In Borderlands 3, set years after the events of Tales from the Borderlands, a "Legendary" class type of gun called the "Handsome Jackhammer" can be found and collected by the player, which contains the AI Handsome Jack inside it. Jack's voice is also heard during the "Childhood's End" side mission, which explores the origin of Angel's Siren powers emerging during her childhood, her accidental killing of her mother, and Jack's subsequent imprisonment of her. Jack's legacy is also the focus of the first DLC add-on campaign "Moxxi's Heist of the Handsome Jackpot", which takes place on his former casino space station adorned with his image.

==Reception==
Handsome Jack has been received well as a villain. The Escapists Ron Whitaker listed Jack as one villain who "steals the show", praising his humor and taunts, as well as his fall to villainy in The Pre-Sequel!. The character was similarly placed twelfth on GamesRadar's list of top 100 video game villains, complimenting him as a "classic" villain.
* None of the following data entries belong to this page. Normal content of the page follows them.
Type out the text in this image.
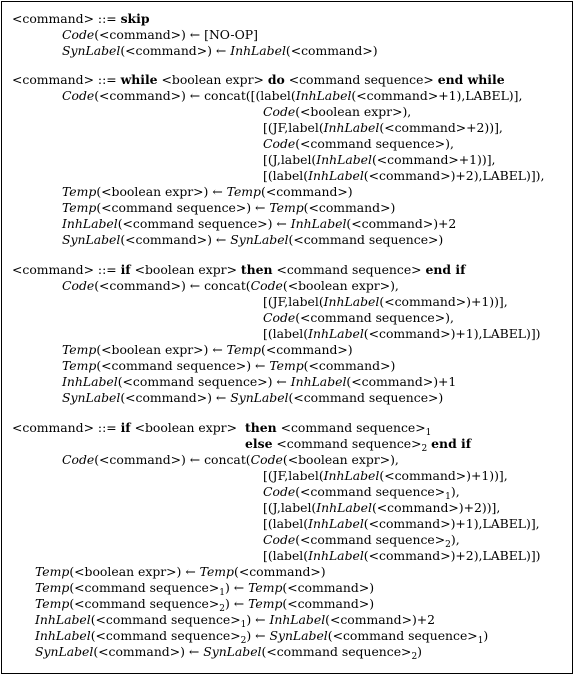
<command> ::= skip
Code(<command>) ← [NO-OP]
SynLabel(<command>) ← InhLabel(<command>)
<command> ::= while <boolean expr> do <command sequence> end while
Code(<command>) ← concat([(label(InhLabel(<command>+1),LABEL)],
Code(<boolean expr>),
[(JF,label(InhLabel(<command>+2))],
Code(<command sequence>),
[(J,label(InhLabel(<command>+1))],
[(label(InhLabel(<command>)+2),LABEL)]),
Temp(<boolean expr>) ← Temp(<command>)
Temp(<command sequence>) ← Temp(<command>)
InhLabel(<command sequence>) ← InhLabel(<command>)+2
SynLabel(<command>) ← SynLabel(<command sequence>)
<command> ::= if <boolean expr> then <command sequence> end if
Code(<command>) ← concat(Code(<boolean expr>),
[(JF,label(InhLabel(<command>)+1))],
Code(<command sequence>),
[(label(InhLabel(<command>)+1),LABEL)])
Temp(<boolean expr>) ← Temp(<command>)
Temp(<command sequence>) ← Temp(<command>)
InhLabel(<command sequence>) ← InhLabel(<command>)+1
SynLabel(<command>) ← SynLabel(<command sequence>)
<command> ::= if <boolean expr> then <command $sequence>_1$
else <command $sequence>_2$ end if
Code(<command>) ← concat(Code(<boolean expr>),
[(JF,label(InhLabel(<command>)+1))],
Code(<command $sequence>_1$),
[(J,label(InhLabel(<command>)+2))],
[(label(InhLabel(<command>)+1),LABEL)],
Code(<command $sequence>_2$),
[(label(InhLabel(<command>)+2),LABEL)])
Temp(<boolean expr>) ← Temp(<command>)
Temp(<command $sequence>_1$) ← Temp(<command>)
Temp(<command $sequence>_2$) ← Temp(<command>)
InhLabel(<command $sequence>_1$) ← InhLabel(<command>)+2
InhLabel(<command $sequence>_2$) ← SynLabel(<command $sequence>_1$)
SynLabel(<command>) ← SynLabel(<command $sequence>_2$)
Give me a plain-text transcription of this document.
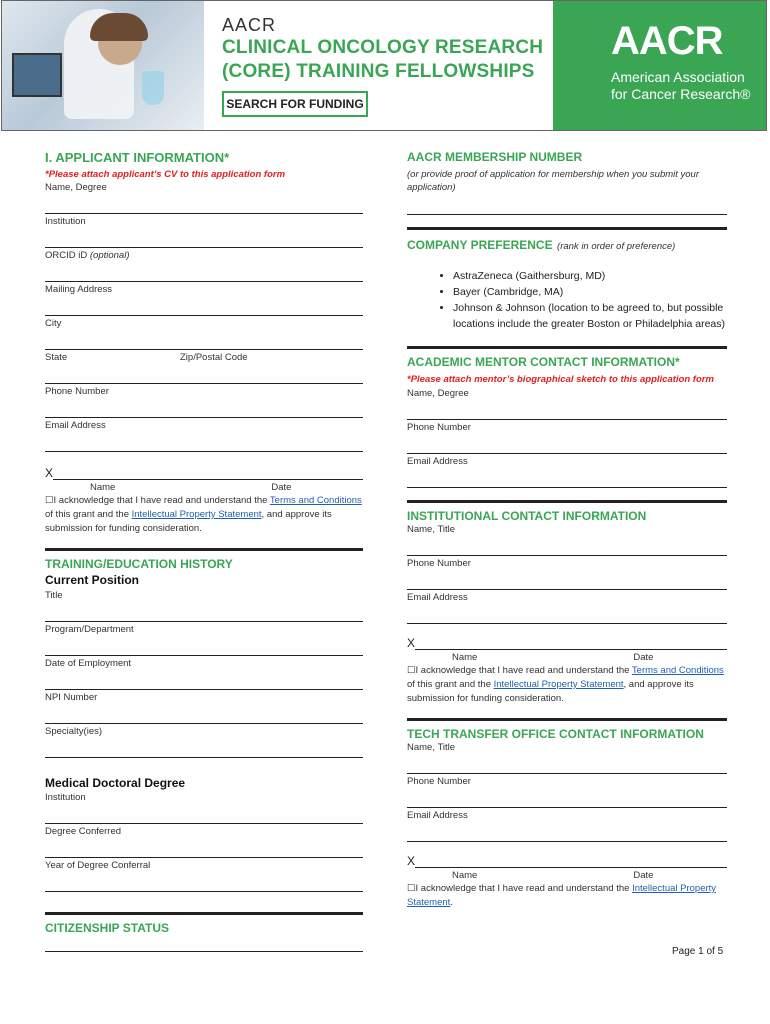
AACR
CLINICAL ONCOLOGY RESEARCH
(CORE) TRAINING FELLOWSHIPS
SEARCH FOR FUNDING
AACR
American Association
for Cancer Research®
I. APPLICANT INFORMATION*
*Please attach applicant’s CV to this application form
Name, Degree
Institution
ORCID iD (optional)
Mailing Address
City
State	Zip/Postal Code
Phone Number
Email Address
X
Name	Date
☐I acknowledge that I have read and understand the Terms and Conditions of this grant and the Intellectual Property Statement, and approve its submission for funding consideration.
TRAINING/EDUCATION HISTORY
Current Position
Title
Program/Department
Date of Employment
NPI Number
Specialty(ies)
Medical Doctoral Degree
Institution
Degree Conferred
Year of Degree Conferral
CITIZENSHIP STATUS
AACR MEMBERSHIP NUMBER
(or provide proof of application for membership when you submit your application)
COMPANY PREFERENCE (rank in order of preference)
• AstraZeneca (Gaithersburg, MD)
• Bayer (Cambridge, MA)
• Johnson & Johnson (location to be agreed to, but possible locations include the greater Boston or Philadelphia areas)
ACADEMIC MENTOR CONTACT INFORMATION*
*Please attach mentor’s biographical sketch to this application form
Name, Degree
Phone Number
Email Address
INSTITUTIONAL CONTACT INFORMATION
Name, Title
Phone Number
Email Address
X
Name	Date
☐I acknowledge that I have read and understand the Terms and Conditions of this grant and the Intellectual Property Statement, and approve its submission for funding consideration.
TECH TRANSFER OFFICE CONTACT INFORMATION
Name, Title
Phone Number
Email Address
X
Name	Date
☐I acknowledge that I have read and understand the Intellectual Property Statement.
Page 1 of 5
IGN's Seth Macy considered Jack one of "gaming's most crazy, diabolical villains", noting his "text-book narcissistic psychopathy" and how he blurred the line between "a shareholder's dream and a murderous sociopath with delusions of grandeur", while Sam Stewart of Game Informer likewise listed him seventh on a collection of "top 10 deranged video game villains". Also writing for GamesRadar, Lucas Sullivan placed Jack sixth on a list of top seven "villains we liked better than the hero", noting the build-up to killing him as he becomes "increasingly nuttier and deplorable", as well as how his remarks "grow on you". GamesRadar also included the character as the twelfth best video game character "of the generation". He was ranked as one of the best video game characters of the 2010s by Polygon staff and writer Cass Marshall, particularly his appearance and "Handsome Jack doesn’t have an arc or a greater point — he’s just a smug, theatrical jackass, and while he’s fun to hate, part of me cheered for him until the end." GamesRadar staff described Handsome Jack as the best villain in video games, stating that "Handsome Jack is a classic villain. Well-spoken, intelligent - even charming, in a way." TechRadar and Windows Central both included Handsome Jack on their best video game villain.

GamesTM listed the character as one "misunderstood" villain in gaming, calling him "just another example of what happens if you let your ego get the better of you." Clarke won "Best Performance by a Human Male" at the 2012 Spike Video Game Awards for his voicing of Jack.